The O2 Centre plans are horrendous and people are opposed to them
Thursday, 28th October 2021

The O2 Centre site on Finchley Road
• TWO years ago, Landsec, owners of the O2 Centre, since 2010, the developer proposed plans for 1,000 new homes on the large car park of the 1998 centre in Swiss Cottage with “replacement of the O2 Centre itself” phased.
The proposals have this year been further extended to 2,000 new homes by use of centre site space itself.
The backing from Camden Council geared towards an agreed quota (35 per cent has been discussed) of affordable housing units (AHUs); comparing with Essential Living’s (EL) 100 Avenue Road site a 184-property scheme in early 2019.
With 100 Avenue Road demolished EL later, during the pandemic, relinquished its promise to build 36 AHUs, down to only 18. The project to date is on hold, with failure of negotiations and the Swiss Cottage community left with a hole-in-the-ground building site!

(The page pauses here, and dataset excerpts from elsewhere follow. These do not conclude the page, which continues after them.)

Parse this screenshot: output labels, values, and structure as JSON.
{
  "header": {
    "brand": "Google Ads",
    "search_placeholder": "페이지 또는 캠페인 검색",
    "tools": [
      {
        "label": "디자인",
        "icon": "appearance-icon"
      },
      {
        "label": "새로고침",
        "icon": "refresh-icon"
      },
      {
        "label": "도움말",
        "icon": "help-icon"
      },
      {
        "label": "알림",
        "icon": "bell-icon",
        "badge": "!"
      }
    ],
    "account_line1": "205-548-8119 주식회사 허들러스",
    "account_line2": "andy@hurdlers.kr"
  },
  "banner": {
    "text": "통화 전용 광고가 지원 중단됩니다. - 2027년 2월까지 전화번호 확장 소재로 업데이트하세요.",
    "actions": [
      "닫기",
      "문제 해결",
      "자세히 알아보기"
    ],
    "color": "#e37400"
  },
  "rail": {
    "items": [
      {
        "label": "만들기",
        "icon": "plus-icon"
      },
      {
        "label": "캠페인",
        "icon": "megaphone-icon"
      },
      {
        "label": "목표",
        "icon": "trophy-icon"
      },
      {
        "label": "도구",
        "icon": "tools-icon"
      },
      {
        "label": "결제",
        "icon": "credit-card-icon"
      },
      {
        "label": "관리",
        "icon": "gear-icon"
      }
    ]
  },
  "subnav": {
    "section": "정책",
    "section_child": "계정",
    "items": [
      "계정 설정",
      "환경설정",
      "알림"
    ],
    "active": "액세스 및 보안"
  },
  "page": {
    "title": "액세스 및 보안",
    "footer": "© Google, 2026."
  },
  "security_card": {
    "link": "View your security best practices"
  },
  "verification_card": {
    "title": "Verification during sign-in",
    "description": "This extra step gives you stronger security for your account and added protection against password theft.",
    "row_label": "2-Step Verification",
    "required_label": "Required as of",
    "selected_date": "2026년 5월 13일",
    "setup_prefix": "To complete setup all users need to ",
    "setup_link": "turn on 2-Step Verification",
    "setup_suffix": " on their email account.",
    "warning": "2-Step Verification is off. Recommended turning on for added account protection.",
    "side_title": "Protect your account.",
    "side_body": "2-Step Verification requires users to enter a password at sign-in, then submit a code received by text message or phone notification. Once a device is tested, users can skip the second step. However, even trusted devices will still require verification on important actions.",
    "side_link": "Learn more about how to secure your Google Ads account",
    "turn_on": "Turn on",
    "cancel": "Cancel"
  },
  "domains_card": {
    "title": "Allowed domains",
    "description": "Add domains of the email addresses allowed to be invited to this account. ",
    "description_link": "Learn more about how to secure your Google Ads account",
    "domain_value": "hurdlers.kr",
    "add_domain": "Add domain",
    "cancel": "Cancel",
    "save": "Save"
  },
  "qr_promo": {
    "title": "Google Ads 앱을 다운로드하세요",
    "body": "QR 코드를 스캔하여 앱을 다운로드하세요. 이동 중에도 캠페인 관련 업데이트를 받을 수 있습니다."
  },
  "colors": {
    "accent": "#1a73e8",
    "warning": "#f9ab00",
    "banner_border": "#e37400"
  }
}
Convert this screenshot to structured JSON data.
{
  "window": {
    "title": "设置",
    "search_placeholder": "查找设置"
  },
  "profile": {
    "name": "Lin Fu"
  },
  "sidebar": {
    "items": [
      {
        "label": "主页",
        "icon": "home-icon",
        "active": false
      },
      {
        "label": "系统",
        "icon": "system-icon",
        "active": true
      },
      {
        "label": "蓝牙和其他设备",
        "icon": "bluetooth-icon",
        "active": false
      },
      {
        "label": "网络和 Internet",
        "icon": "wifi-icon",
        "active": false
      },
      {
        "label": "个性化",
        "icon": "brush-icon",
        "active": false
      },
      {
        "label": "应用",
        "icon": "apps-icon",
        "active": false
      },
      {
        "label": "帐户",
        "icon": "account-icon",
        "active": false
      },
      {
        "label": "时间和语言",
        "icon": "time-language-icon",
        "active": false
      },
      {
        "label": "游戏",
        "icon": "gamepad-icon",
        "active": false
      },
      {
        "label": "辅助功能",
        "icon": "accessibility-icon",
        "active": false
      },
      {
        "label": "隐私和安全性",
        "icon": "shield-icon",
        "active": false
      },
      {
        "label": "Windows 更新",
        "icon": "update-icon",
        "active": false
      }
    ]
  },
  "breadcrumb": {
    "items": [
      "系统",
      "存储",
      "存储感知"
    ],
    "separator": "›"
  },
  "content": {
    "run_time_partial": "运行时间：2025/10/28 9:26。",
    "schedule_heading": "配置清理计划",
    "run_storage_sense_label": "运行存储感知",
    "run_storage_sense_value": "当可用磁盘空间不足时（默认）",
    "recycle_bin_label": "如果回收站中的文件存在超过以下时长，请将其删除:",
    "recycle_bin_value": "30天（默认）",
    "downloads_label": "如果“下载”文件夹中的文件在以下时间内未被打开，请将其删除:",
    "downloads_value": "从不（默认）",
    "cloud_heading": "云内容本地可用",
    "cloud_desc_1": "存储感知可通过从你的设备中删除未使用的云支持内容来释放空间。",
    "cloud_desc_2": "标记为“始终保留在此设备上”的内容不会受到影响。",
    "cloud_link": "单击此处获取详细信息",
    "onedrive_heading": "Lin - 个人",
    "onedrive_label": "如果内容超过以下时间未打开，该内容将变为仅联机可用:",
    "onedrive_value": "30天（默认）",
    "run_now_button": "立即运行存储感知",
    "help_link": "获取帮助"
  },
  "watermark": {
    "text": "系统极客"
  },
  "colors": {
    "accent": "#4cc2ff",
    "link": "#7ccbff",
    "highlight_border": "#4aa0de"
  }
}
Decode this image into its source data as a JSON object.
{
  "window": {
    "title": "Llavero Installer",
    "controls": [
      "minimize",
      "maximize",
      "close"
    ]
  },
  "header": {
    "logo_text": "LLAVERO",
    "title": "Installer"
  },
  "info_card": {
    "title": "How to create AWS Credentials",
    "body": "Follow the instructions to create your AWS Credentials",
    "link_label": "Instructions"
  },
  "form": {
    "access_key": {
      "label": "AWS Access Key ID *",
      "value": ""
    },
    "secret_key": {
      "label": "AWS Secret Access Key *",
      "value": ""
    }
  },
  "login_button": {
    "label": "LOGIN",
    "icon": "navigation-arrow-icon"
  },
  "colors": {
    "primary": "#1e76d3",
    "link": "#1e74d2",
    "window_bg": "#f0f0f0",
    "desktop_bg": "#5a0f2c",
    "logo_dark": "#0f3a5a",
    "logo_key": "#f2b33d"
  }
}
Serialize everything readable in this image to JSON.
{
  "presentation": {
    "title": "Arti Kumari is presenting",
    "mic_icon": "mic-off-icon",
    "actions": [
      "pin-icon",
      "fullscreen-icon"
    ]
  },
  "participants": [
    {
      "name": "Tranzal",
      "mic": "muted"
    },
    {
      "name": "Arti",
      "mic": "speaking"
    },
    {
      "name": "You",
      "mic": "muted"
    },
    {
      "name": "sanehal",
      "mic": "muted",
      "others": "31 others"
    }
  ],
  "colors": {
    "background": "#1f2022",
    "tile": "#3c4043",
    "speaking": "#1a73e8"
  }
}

Sadly it is very likely that Landsec may do the same as EL, reducing AHUs, with Camden again forced on its core AHU driver into another business negotiating failure. That’s not even taking into consideration the fundamental problem of inadequate consultation.
The vast majority of local area residents simply do not wish this horrendous, sprawling, concrete jungle on there doorsteps together with the certain loss of major amenities.
The stand-out biggest fear is that work to demolish O2 just as 100 Avenue Road will happen and then project goes into meltdown with breakdown in negotiations with Camden on matters such as AHUs.
The redevelopment of the vast car park space could, if done correctly, be seen by many as a progressive betterment to our area; but current plans are simply horrendous.
In all cases consultation was made, but not listened to, by a “one-way-communication” council, as recently demonstrated on its own owned and managed buildings of the Chalcots, also in Swiss Cottage, where 87 per cent of residents simply do not support the proposed choice of new “tilt & turn” inwards-opening windows to be installed in planned £100million future work.